Researching the global shipping industry, I saw how modern mega-vessels offer the efficiency consumers demand, at a price

However grim and difficult life these days is, I’d still prefer to be sitting on dry land in lockdown than trying to do a three-point turn on the Suez canal with a 400-metre cargo ship under my control. Wouldn’t you? The grounding of the Ever Given container vessel in the Suez canal has provoked both hilarity and genuine concern. Vessels have got stuck before in the canal: at its narrowest, the “ditch in the desert”, as crew on the container vessel I travelled with in 2010 told me, is only 300 metres wide. It’s tight. That’s why ships must wait at either end to be sent through in a slow convoy. But the Ever Given is longer than the canal is wide, and it is stuck sideways. A simple shunt off the banks will not work.

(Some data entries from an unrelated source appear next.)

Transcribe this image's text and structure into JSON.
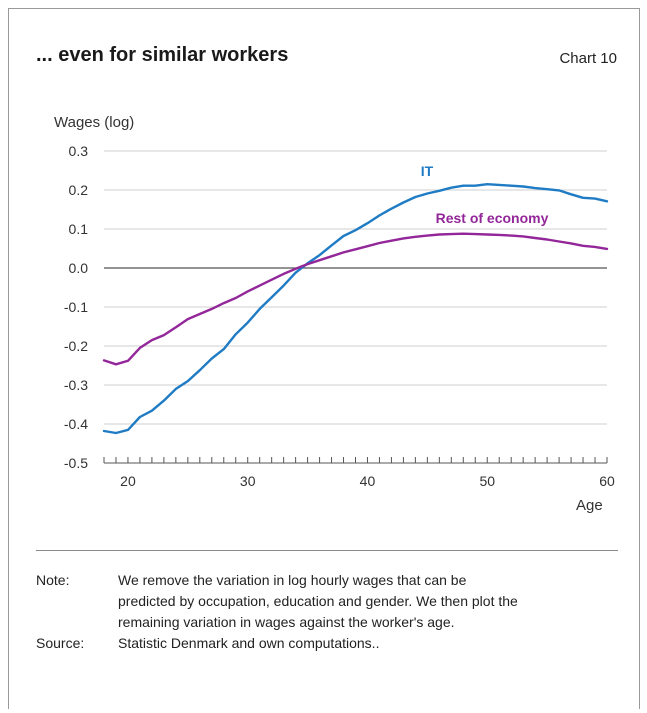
{
  "title": "... even for similar workers",
  "chart_number": "Chart 10",
  "note_label": "Note:",
  "note_text": "We remove the variation in log hourly wages that can be predicted by occupation, education and gender. We then plot the remaining variation in wages against the worker's age.",
  "source_label": "Source:",
  "source_text": "Statistic Denmark and own computations..",
  "chart_data": {
    "type": "line",
    "ylabel": "Wages (log)",
    "xlabel": "Age",
    "xlim": [
      18,
      60
    ],
    "ylim": [
      -0.5,
      0.3
    ],
    "xticks": [
      20,
      30,
      40,
      50,
      60
    ],
    "yticks": [
      0.3,
      0.2,
      0.1,
      0.0,
      -0.1,
      -0.2,
      -0.3,
      -0.4,
      -0.5
    ],
    "ytick_labels": [
      "0.3",
      "0.2",
      "0.1",
      "0.0",
      "-0.1",
      "-0.2",
      "-0.3",
      "-0.4",
      "-0.5"
    ],
    "grid": true,
    "x": [
      18,
      19,
      20,
      21,
      22,
      23,
      24,
      25,
      26,
      27,
      28,
      29,
      30,
      31,
      32,
      33,
      34,
      35,
      36,
      37,
      38,
      39,
      40,
      41,
      42,
      43,
      44,
      45,
      46,
      47,
      48,
      49,
      50,
      51,
      52,
      53,
      54,
      55,
      56,
      57,
      58,
      59,
      60
    ],
    "series": [
      {
        "name": "IT",
        "color": "#1f7cc4",
        "values": [
          -0.418,
          -0.423,
          -0.415,
          -0.382,
          -0.366,
          -0.34,
          -0.31,
          -0.29,
          -0.262,
          -0.232,
          -0.208,
          -0.17,
          -0.14,
          -0.105,
          -0.075,
          -0.045,
          -0.012,
          0.012,
          0.033,
          0.058,
          0.082,
          0.097,
          0.115,
          0.135,
          0.152,
          0.168,
          0.182,
          0.191,
          0.198,
          0.206,
          0.211,
          0.211,
          0.215,
          0.213,
          0.211,
          0.209,
          0.205,
          0.202,
          0.199,
          0.189,
          0.18,
          0.178,
          0.171
        ]
      },
      {
        "name": "Rest of economy",
        "color": "#93279a",
        "values": [
          -0.237,
          -0.247,
          -0.238,
          -0.205,
          -0.185,
          -0.172,
          -0.152,
          -0.131,
          -0.118,
          -0.105,
          -0.09,
          -0.077,
          -0.06,
          -0.045,
          -0.03,
          -0.015,
          -0.002,
          0.01,
          0.02,
          0.03,
          0.04,
          0.048,
          0.056,
          0.064,
          0.07,
          0.076,
          0.08,
          0.083,
          0.086,
          0.087,
          0.088,
          0.087,
          0.086,
          0.085,
          0.083,
          0.081,
          0.077,
          0.073,
          0.068,
          0.063,
          0.057,
          0.054,
          0.049
        ]
      }
    ]
  }
}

The blockage is costly in all sorts of ways, as well as embarrassing for the Taiwan-based Evergreen Marine, the company that operates the ship. The Suez canal was opened in 1869, after the French engineer Ferdinand de Lesseps employed forced labour to improve rudimentary pre-existing canals (that had been in existence probably since the time of Pharaoh Senusret III) and created an essential thoroughfare for marine traffic, expending many lives in the process and taking 10 years.